Even prior to TJ and COVID during the minor leagues, I had to learn that constant change and uncertainty are just a built-in part of this baseball life. You catch on really fast that you either have to roll with it or get rolled over by it. I think that's the part of this lifestyle, which may seem crazy to an outsider looking in -- living out of a suitcase with no furniture in an apartment, not knowing where you will be in a week or a month -- that really makes you cherish the small things and the present. Embracing the change, that's what makes it fun and has led to us exploring cities we would never have visited and met people who have turned into lifelong friends all over the country thanks to this game. We are never guaranteed tomorrow, and God has already written out a plan for our lives better than we can imagine, so that's something I always lean into whenever I am overwhelmed by the instability and uncertainty of this lifestyle. I find a lot of peace in that. There's always a silver lining to unforeseen change too. COVID, while tough for many gave us a silver lining and we got to spend our first year together as newlyweds without long distance. Because of TJ, we had 20 months to focus on ourselves and define what our foundation for our family would be outside of baseball. His injury, which seemed life-shattering at the time was exactly what we needed and a big reason Garrett ended up getting drafted in the Rule 5 to Boston. If that season of uncertainty had never happened, we would not be where we are today -- so blessed and thankful to call Boston home for a while and home some stability.
How often do you get to see Garrett pitch in person?
Ironically it feels like I always fly in the day after he pitches or leaves the day before he ends up going in. Trying to "schedule" to see him throw when he is coming out of the pen is extremely difficult especially when I don't live with him up in Boston and travel full time. Luckily, my Ph.D. mentor is amazing and is super supportive of our situation. I can throw on the game in the background during work in the lab or fly out every couple of weeks to see him for a few days at a time during a series. Usually, I am there long enough to catch an outing or two!
Other than Section 36, what is your favorite feature or experience at Fenway Park?
Definitely the atmosphere and authenticity of the stadium. There is nothing else like it. Last year was our first year in the Big Leagues, so prior to that, I had never had a chance to visit a ton of ballparks outside the Braves (we grew up in ATL) and the Royals (that's where I was born). It doesn't matter who the Red Sox are playing the crowd is always energized for every big hit or strikeout. When I walked into the ballpark for opening day last year, even though it was different with COVID you could still feel the electricity of the crowd and the history in the park. The ramp-up in the atmosphere toward the end of the season with playoffs was insane!
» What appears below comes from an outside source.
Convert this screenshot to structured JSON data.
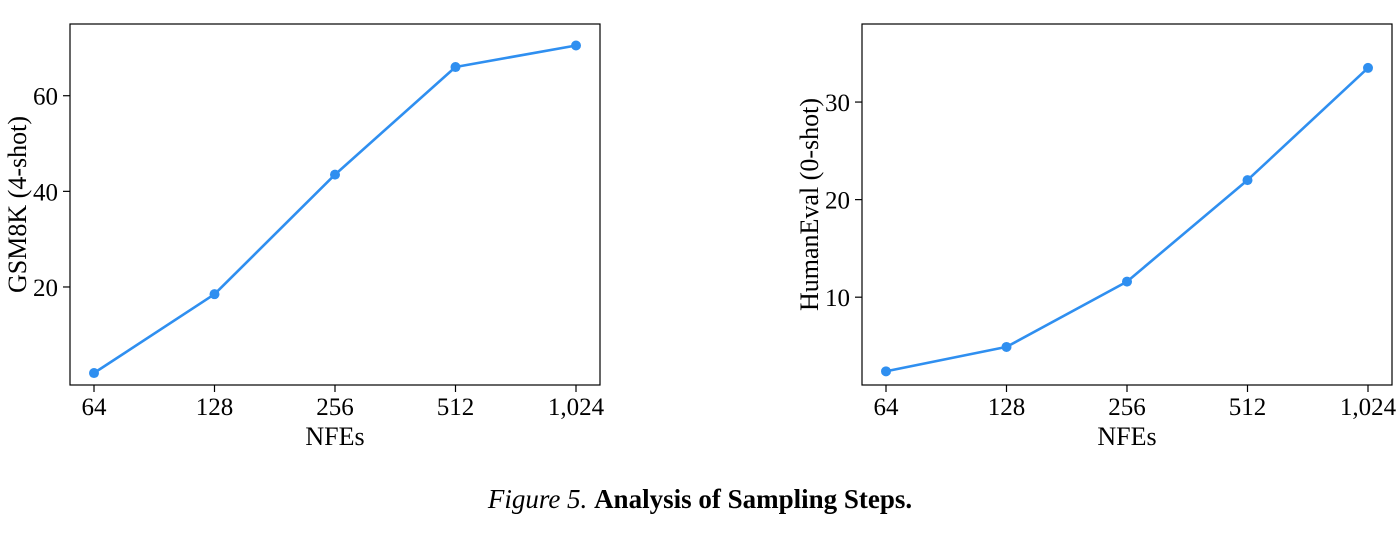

Being in the bullpen seems to automatically mean a pitcher will see some criticism during the season. How do you deal with the negative side of Red Sox fan social media?
Social media is a platform today where people can share and express opinions, but that does not necessarily mean that they are also truths. I believe that words don't carry any weight unless you allow them to and the same applies to criticism during the season. I understand it's a part of the game, especially at this high of a level a big stage comes with big scrutiny. I just wish people would really think before they click "comment" and recognize that while yes we are a Red Sox baseball family, at the end of the day we are also people too.